Восемь дней тому назад в Эрфурт прибыл некий хиромант по имени Георгий Фауст, гейдельбергский полубог, истинный хвастун и глупец. Искусство его, как и всех прочих прорицателей, дело пустое, и такая физиогномика легковеснее, чем мыльный пузырь. Невежды восторгаются им. <...> Я сам слышал в харчевне его вздорные россказни, но не наказал его за дерзость, ибо что мне за дело до чужого безумия!
Из письма Муциана Руфа, каноника в Готе, своему ученому другу Генриху Урбану, в монастыре Георгенталь, 7 октября 1513 г.
Пер. С. А. Акулянц.Литературный метод обоих авторов — символизм.
В своей влиятельнейшей монографии «Символистское движение в литературе» (1899) Артур Саймоне цитирует д'Альвиеллу: «Символ можно определить как изображение, которое не ставит цели быть репродукцией». Символизму как литературному методу свойственны две формы; их не следует путать с использованием как таковым символов в произведении искусства, с простым означением одного через другое. Во-первых, существует «редуктивный» символизм, процесс упрощения — например, в сказках, притчах, священном писании, — когда события обесцвечиваются, подаются куда менее полнокровно, чем при натуралистичном воспроизведении («репродукции»). Достигаемый редуктивным символизмом эффект — усиленное ощущение структурных связей; также по мере отпадения фактуры восстает некое величие, зачастую сглаженное необходимыми ирониями «реализма».
Другой тип символизма — «интенсивный» символизм.
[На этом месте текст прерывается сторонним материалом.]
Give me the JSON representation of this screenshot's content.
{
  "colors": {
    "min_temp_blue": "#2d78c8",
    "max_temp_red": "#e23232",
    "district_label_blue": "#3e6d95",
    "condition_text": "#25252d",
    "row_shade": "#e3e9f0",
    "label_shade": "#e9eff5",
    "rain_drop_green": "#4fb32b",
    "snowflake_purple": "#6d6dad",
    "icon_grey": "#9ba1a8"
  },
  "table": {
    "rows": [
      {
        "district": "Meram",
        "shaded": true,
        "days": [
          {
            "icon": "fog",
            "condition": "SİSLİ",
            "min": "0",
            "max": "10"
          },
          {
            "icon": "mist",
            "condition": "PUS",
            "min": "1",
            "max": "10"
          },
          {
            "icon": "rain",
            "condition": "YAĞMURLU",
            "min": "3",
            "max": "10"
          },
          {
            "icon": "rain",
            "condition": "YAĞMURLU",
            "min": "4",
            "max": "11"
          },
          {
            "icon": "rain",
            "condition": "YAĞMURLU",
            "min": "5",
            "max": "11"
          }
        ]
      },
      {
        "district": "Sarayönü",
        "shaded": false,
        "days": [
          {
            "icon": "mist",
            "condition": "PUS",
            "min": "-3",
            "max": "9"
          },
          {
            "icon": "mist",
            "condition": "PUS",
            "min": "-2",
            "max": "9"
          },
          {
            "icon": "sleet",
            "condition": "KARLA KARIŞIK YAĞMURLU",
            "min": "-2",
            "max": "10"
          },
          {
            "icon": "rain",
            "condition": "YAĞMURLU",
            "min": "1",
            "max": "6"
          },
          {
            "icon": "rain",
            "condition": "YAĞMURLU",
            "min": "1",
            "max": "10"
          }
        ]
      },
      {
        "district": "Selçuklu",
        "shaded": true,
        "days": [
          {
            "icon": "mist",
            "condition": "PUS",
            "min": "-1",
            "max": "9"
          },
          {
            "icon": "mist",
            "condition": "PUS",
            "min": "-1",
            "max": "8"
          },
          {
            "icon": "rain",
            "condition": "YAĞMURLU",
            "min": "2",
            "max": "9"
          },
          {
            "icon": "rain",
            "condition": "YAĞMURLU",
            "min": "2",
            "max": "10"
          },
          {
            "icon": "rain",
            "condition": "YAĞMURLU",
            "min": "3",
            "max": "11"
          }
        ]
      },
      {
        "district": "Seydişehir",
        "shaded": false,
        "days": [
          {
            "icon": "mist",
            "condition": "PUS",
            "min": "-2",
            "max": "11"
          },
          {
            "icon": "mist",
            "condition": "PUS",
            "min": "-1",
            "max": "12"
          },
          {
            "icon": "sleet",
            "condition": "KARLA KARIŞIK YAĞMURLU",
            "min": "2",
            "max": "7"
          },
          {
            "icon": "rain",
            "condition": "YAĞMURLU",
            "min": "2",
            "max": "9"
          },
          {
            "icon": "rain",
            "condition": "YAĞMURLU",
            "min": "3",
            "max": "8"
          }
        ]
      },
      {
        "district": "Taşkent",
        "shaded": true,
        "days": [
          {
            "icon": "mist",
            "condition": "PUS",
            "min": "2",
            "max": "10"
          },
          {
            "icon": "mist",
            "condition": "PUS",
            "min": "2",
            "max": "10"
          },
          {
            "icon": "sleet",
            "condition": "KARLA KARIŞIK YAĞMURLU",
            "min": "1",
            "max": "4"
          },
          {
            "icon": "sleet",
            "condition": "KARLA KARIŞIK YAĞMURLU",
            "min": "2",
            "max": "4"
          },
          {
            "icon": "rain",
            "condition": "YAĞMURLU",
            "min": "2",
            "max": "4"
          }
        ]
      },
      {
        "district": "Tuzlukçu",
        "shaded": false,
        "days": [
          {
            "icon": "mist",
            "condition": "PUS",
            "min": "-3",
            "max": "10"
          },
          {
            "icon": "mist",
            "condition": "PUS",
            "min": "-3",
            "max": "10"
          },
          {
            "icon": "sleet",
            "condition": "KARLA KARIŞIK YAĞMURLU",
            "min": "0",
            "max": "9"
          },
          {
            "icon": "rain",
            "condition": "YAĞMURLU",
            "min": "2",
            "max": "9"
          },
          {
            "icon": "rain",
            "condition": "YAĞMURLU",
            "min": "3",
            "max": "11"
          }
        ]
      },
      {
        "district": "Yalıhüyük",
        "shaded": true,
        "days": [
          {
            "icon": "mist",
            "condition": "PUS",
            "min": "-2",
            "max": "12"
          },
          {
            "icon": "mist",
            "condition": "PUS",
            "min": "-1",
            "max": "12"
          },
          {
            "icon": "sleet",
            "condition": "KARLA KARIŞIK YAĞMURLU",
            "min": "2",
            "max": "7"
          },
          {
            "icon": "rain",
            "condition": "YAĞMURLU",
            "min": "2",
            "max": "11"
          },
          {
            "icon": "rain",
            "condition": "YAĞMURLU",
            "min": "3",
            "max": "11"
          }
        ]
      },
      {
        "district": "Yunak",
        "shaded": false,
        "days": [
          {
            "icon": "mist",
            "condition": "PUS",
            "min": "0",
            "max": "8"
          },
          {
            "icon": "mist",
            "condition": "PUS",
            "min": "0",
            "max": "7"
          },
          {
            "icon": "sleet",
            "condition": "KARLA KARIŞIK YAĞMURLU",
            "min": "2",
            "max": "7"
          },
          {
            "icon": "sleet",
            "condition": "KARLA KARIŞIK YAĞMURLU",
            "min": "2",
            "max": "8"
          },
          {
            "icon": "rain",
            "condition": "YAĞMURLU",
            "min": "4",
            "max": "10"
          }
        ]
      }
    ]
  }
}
Именно к этой разновидности прибегали большинство символистов, о которых писал Саймонс: Артюр Рембо, Поль Верлен, Жерар де Нерваль, Шарль Бодлер. «Интенсифицируя» язык при описании ситуаций, автор добивается яркости большей, чем сама жизнь; он пытается зафиксировать некую сущность опыта, познаваемую, как правило, только задним умом или в предвкушении — или же, крайне редко, в моменты абсолютной углубленности. (Некоторые говорят, что художник испытывает эту углубленность лишь в творческом акте.) Достигаемый интенсивным символизмом эффект — непосредственность чувств; различные эмоции приобретают небывалую резкость разрешения; также ощущается могучий динамизм, близость к пульсу описываемого переживания.